The worm worked on a vulnerability in SQL Server - a vulnerability that was not only known about, but for which there was also a fix. Microsoft had had a patch available for 6 months. Why was this patch not applied? When it comes to applying patches, system administrators soon find that while it is possible to patch your software with every available fix as soon as it comes out, this soon becomes more trouble than it is worth. Sometimes the patches bring in new flaws and vulnerabilities, and there is also a chance that they may render the entire machine inoperable. In the end, it is better to face a possible outage from an attack than to experience possible outages every time a patch is applied. What many people do not realise is that a version of SQL Server also ships with MSDE (Microsoft Database Embedded) applications, such as Visio, McAffee's Virus Manager, some Cisco Software management products, Visual FoxPro and many others. All of these products were vulnerable to the attack, and it is therefore NOT the servers on the Internet that were primarily responsible for this attack - it was the desktop machines. In any corporation there are usually less than ten servers, but there are hundreds of client computers, any number of which could be running a MSDE application without even realising it.
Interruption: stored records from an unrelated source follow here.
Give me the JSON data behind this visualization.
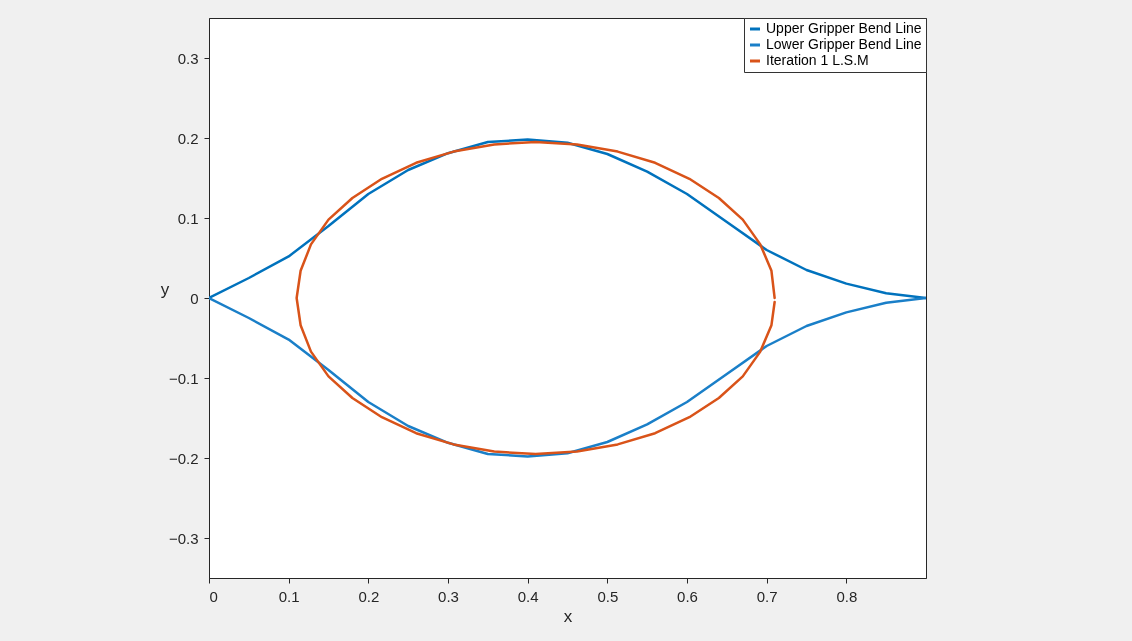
{
  "chart_data": {
    "type": "line",
    "xlabel": "x",
    "ylabel": "y",
    "xlim": [
      0,
      0.9
    ],
    "ylim": [
      -0.35,
      0.35
    ],
    "xticks": [
      0,
      0.1,
      0.2,
      0.3,
      0.4,
      0.5,
      0.6,
      0.7,
      0.8
    ],
    "yticks": [
      -0.3,
      -0.2,
      -0.1,
      0,
      0.1,
      0.2,
      0.3
    ],
    "grid": false,
    "legend": "top right",
    "line_style": "solid",
    "marker": "none",
    "series": [
      {
        "name": "Upper Gripper Bend Line",
        "color": "#0072bd",
        "x": [
          0,
          0.05,
          0.1,
          0.15,
          0.2,
          0.25,
          0.3,
          0.35,
          0.4,
          0.45,
          0.5,
          0.55,
          0.6,
          0.65,
          0.7,
          0.75,
          0.8,
          0.85,
          0.9
        ],
        "values": [
          0,
          0.025,
          0.052,
          0.09,
          0.13,
          0.16,
          0.181,
          0.195,
          0.198,
          0.194,
          0.18,
          0.158,
          0.13,
          0.095,
          0.06,
          0.035,
          0.018,
          0.006,
          0
        ]
      },
      {
        "name": "Lower Gripper Bend Line",
        "color": "#1a7fc8",
        "x": [
          0,
          0.05,
          0.1,
          0.15,
          0.2,
          0.25,
          0.3,
          0.35,
          0.4,
          0.45,
          0.5,
          0.55,
          0.6,
          0.65,
          0.7,
          0.75,
          0.8,
          0.85,
          0.9
        ],
        "values": [
          0,
          -0.025,
          -0.052,
          -0.09,
          -0.13,
          -0.16,
          -0.181,
          -0.195,
          -0.198,
          -0.194,
          -0.18,
          -0.158,
          -0.13,
          -0.095,
          -0.06,
          -0.035,
          -0.018,
          -0.006,
          0
        ]
      },
      {
        "name": "Iteration 1 L.S.M",
        "color": "#d95319",
        "x": [
          0.71,
          0.706,
          0.692,
          0.67,
          0.64,
          0.603,
          0.56,
          0.513,
          0.462,
          0.41,
          0.358,
          0.307,
          0.26,
          0.217,
          0.18,
          0.15,
          0.128,
          0.115,
          0.11,
          0.115,
          0.128,
          0.15,
          0.18,
          0.217,
          0.26,
          0.307,
          0.358,
          0.41,
          0.462,
          0.513,
          0.56,
          0.603,
          0.64,
          0.67,
          0.692,
          0.706,
          0.71
        ],
        "values": [
          0,
          0.034,
          0.067,
          0.098,
          0.125,
          0.149,
          0.169,
          0.183,
          0.192,
          0.195,
          0.192,
          0.183,
          0.169,
          0.149,
          0.125,
          0.098,
          0.067,
          0.034,
          0,
          -0.034,
          -0.067,
          -0.098,
          -0.125,
          -0.149,
          -0.169,
          -0.183,
          -0.192,
          -0.195,
          -0.192,
          -0.183,
          -0.169,
          -0.149,
          -0.125,
          -0.098,
          -0.067,
          -0.034,
          -0.005
        ]
      }
    ]
  }
}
After any such incident, there is always a lot of finger pointing, and this one was no different. Microsoft was blamed - though their public statement clearly points out that the patch was available to anyone from July 2002. They showed, I feel remarkable restraint in not writing "I did warn you and you didn't listen - nah nah nah nah" in large letters all over the page. On the other hand, it was their software that had the vulnerability in the first place. Many governments and corporations felt that they were targeted specifically due to the incredible speed at which the worm spread through their network - not realising that the worm used UDP, which is far faster than TCP. Universities were blamed for the large volume of infected packets that came through their links, but people failed to realise that if a machine was infected, it would use any line available, and the volume is determined directly by the speed of the line available. So the universities, which had high-speed connections, broadcast more than any local home user. Everybody told everybody else to remember to always apply patches, forgetting that the reason that patches are not applied is because occasional outages such as that caused by the Slammer worm are preferable to the more frequent outages caused by the constant application of patches. Ultimately, no major damage was done, and the systems in question sit, newly patched and waiting for the next attack exploiting another vulnerability. The most violent attack on the internet yet was over so quickly that most people didn't even know it had happened.